Baiklah, orang boleh bebas memberi pendapat, bahkan meski saya tidak memintanya. Tapi saya juga berhak memilih, bahkan meski pilihan itu menyiksa diri saya sendiri. Tapi perlu juga kamu ketahui, saya menulis ini bukan untuk mendebat pendapat siapapun, saya hanya ingin sedikit menenangkan segala gaduh yang selama ini hanya saya yang tahu.

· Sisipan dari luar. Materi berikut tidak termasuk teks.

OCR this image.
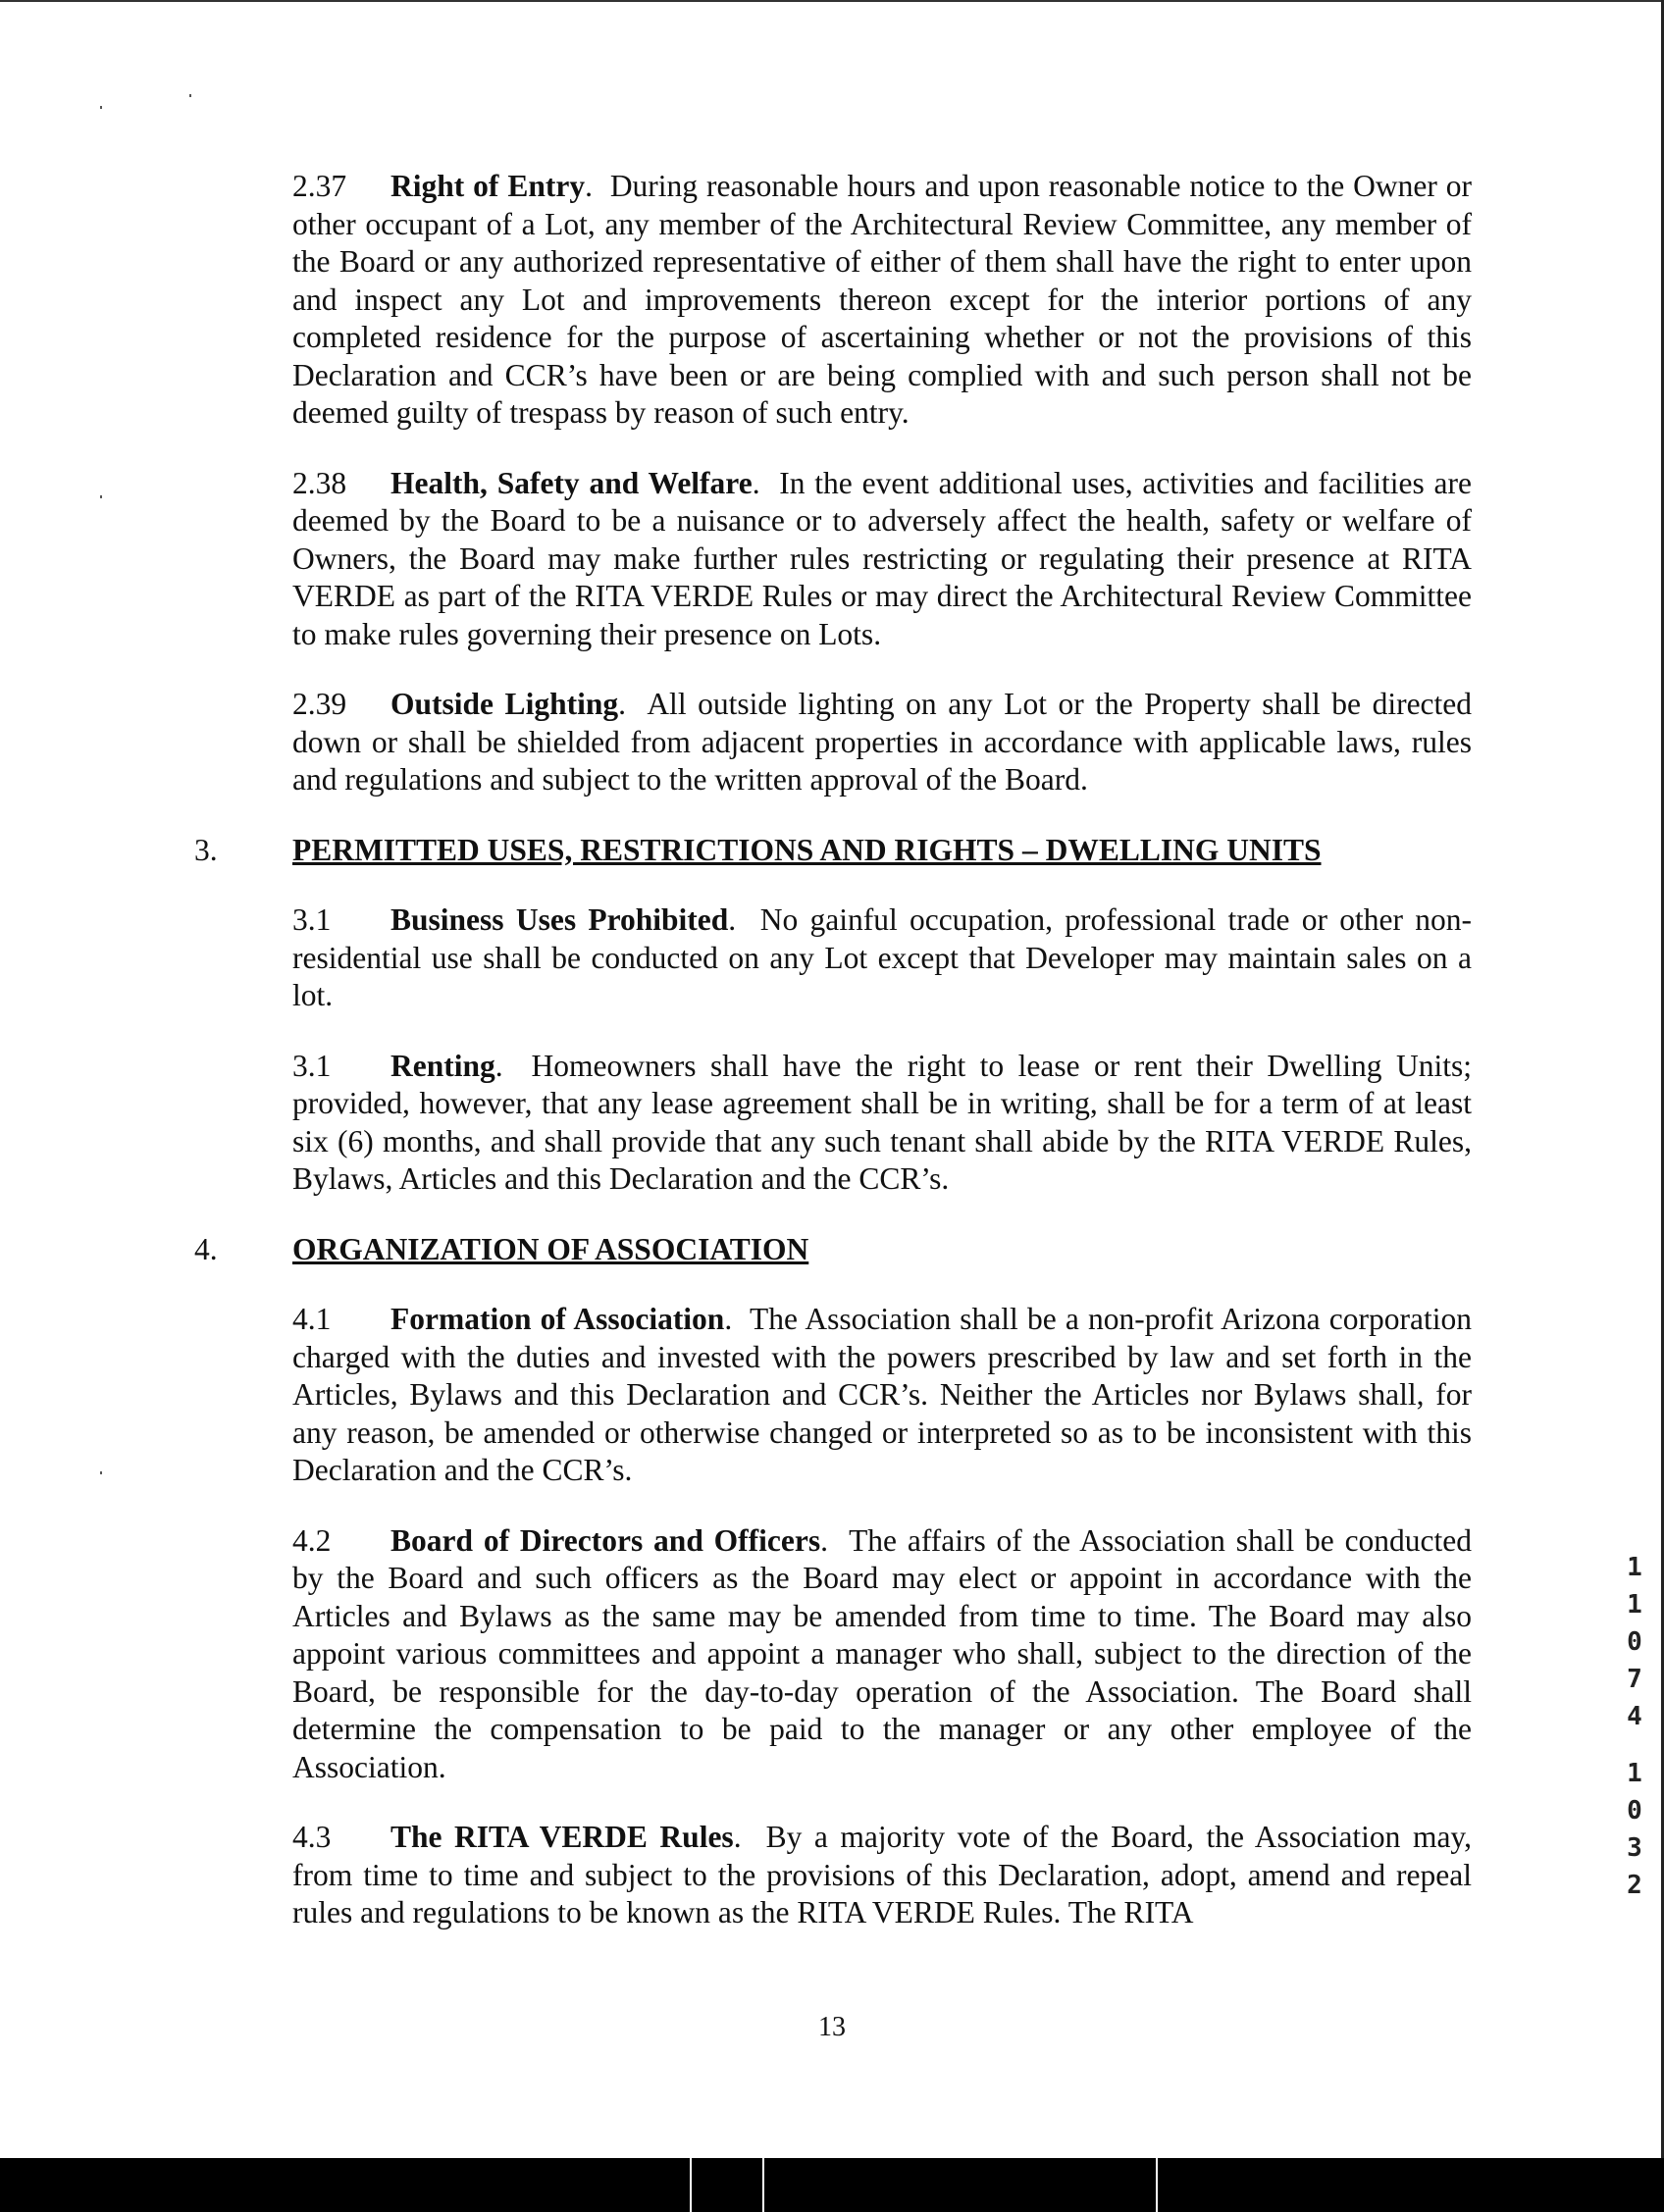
2.37 Right of Entry.  During reasonable hours and upon reasonable notice to the Owner or other occupant of a Lot, any member of the Architectural Review Committee, any member of the Board or any authorized representative of either of them shall have the right to enter upon and inspect any Lot and improvements thereon except for the interior portions of any completed residence for the purpose of ascertaining whether or not the provisions of this Declaration and CCR’s have been or are being complied with and such person shall not be deemed guilty of trespass by reason of such entry.

2.38 Health, Safety and Welfare.  In the event additional uses, activities and facilities are deemed by the Board to be a nuisance or to adversely affect the health, safety or welfare of Owners, the Board may make further rules restricting or regulating their presence at RITA VERDE as part of the RITA VERDE Rules or may direct the Architectural Review Committee to make rules governing their presence on Lots.

2.39 Outside Lighting.  All outside lighting on any Lot or the Property shall be directed down or shall be shielded from adjacent properties in accordance with applicable laws, rules and regulations and subject to the written approval of the Board.

3. PERMITTED USES, RESTRICTIONS AND RIGHTS – DWELLING UNITS

3.1 Business Uses Prohibited.  No gainful occupation, professional trade or other non-residential use shall be conducted on any Lot except that Developer may maintain sales on a lot.

3.1 Renting.  Homeowners shall have the right to lease or rent their Dwelling Units; provided, however, that any lease agreement shall be in writing, shall be for a term of at least six (6) months, and shall provide that any such tenant shall abide by the RITA VERDE Rules, Bylaws, Articles and this Declaration and the CCR’s.

4. ORGANIZATION OF ASSOCIATION

4.1 Formation of Association.  The Association shall be a non-profit Arizona corporation charged with the duties and invested with the powers prescribed by law and set forth in the Articles, Bylaws and this Declaration and CCR’s. Neither the Articles nor Bylaws shall, for any reason, be amended or otherwise changed or interpreted so as to be inconsistent with this Declaration and the CCR’s.

4.2 Board of Directors and Officers.  The affairs of the Association shall be conducted by the Board and such officers as the Board may elect or appoint in accordance with the Articles and Bylaws as the same may be amended from time to time. The Board may also appoint various committees and appoint a manager who shall, subject to the direction of the Board, be responsible for the day-to-day operation of the Association. The Board shall determine the compensation to be paid to the manager or any other employee of the Association.

4.3 The RITA VERDE Rules.  By a majority vote of the Board, the Association may, from time to time and subject to the provisions of this Declaration, adopt, amend and repeal rules and regulations to be known as the RITA VERDE Rules. The RITA

1
1
0
7
4
1
0
3
2
13
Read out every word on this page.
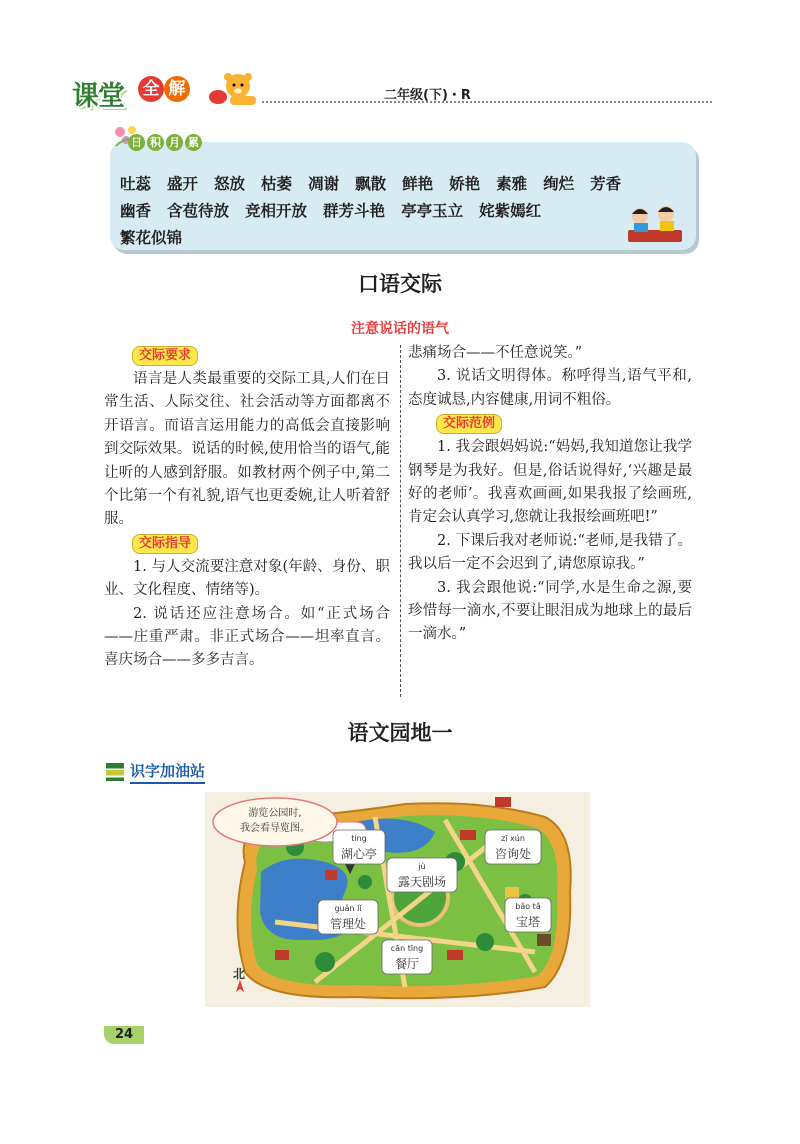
课堂 全 解	二年级(下)・R
日 积 月 累
吐蕊 盛开 怒放 枯萎 凋谢 飘散 鲜艳 娇艳 素雅 绚烂 芳香
幽香 含苞待放 竞相开放 群芳斗艳 亭亭玉立 姹紫嫣红
繁花似锦
口语交际
注意说话的语气
交际要求

语言是人类最重要的交际工具,人们在日常生活、人际交往、社会活动等方面都离不开语言。而语言运用能力的高低会直接影响到交际效果。说话的时候,使用恰当的语气,能让听的人感到舒服。如教材两个例子中,第二个比第一个有礼貌,语气也更委婉,让人听着舒服。

交际指导

1. 与人交流要注意对象(年龄、身份、职业、文化程度、情绪等)。

2. 说话还应注意场合。如“正式场合——庄重严肃。非正式场合——坦率直言。喜庆场合——多多吉言。

悲痛场合——不任意说笑。”

3. 说话文明得体。称呼得当,语气平和,态度诚恳,内容健康,用词不粗俗。

交际范例

1. 我会跟妈妈说:“妈妈,我知道您让我学钢琴是为我好。但是,俗话说得好,‘兴趣是最好的老师’。我喜欢画画,如果我报了绘画班,肯定会认真学习,您就让我报绘画班吧!”

2. 下课后我对老师说:“老师,是我错了。我以后一定不会迟到了,请您原谅我。”

3. 我会跟他说:“同学,水是生命之源,要珍惜每一滴水,不要让眼泪成为地球上的最后一滴水。”

语文园地一
识字加油站
游览公园时,
我会看导览图。
北
tíng
湖心亭
zī xún
咨询处
jù
露天剧场
guǎn lǐ
管理处
bǎo tǎ
宝塔
cān tīng
餐厅
24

Jika disana kamu berpikir saya disini baik-baik saja, dengan sangat terpaksa saya harus katakan bahwa kamu salah besar. Apa yang kamu tahu setiap pagi tentang saya? Dengan kita yang berjarak sekian puluh kilometer jauhnya, barangkali kamu hanya tahu saya disini setiap pagi sebelum pukul tujuh sudah berada di tempat kerja setelah 5 menit sebelumnya mengayuh sepedah dengan baik-baik saja, melintasi sawah, menikmati cuaca pagi yang cerah, dan ramah menyapa tetangga yang tengah berjalan-jalan pagi mencari sarapan, seperti yang pernah saya ceritakan. Tapi kamu tidak tahu, sesungguhnya sejak pagi dimulai, saya selalu melihat kalender, memperhatikan jam dinding, menghitung berapa lama lagi perjumpaan kita, juga tidak pernah luput memeriksa ponsel barangkali ada pesan darimu yang semalam tak sempat saya baca sebab saya sudah terlelap kelelahan, jika tidak ada, kamu juga harus tahu betapa sering saya berniat menghubungi kamu lebih dulu, bertanya bagaimana tidurmu malam tadi, adakah perihal saya bertandang dalam mimpi? Tapi tidak saya lakukan meski sekali, sebab ada komitmen yang kita berdua yakini, aturan Tuhan tidak bisa kita langgar, bahkan saat bayang senyummu tiba-tiba hadir di kepala, saya harus segera beristighfar.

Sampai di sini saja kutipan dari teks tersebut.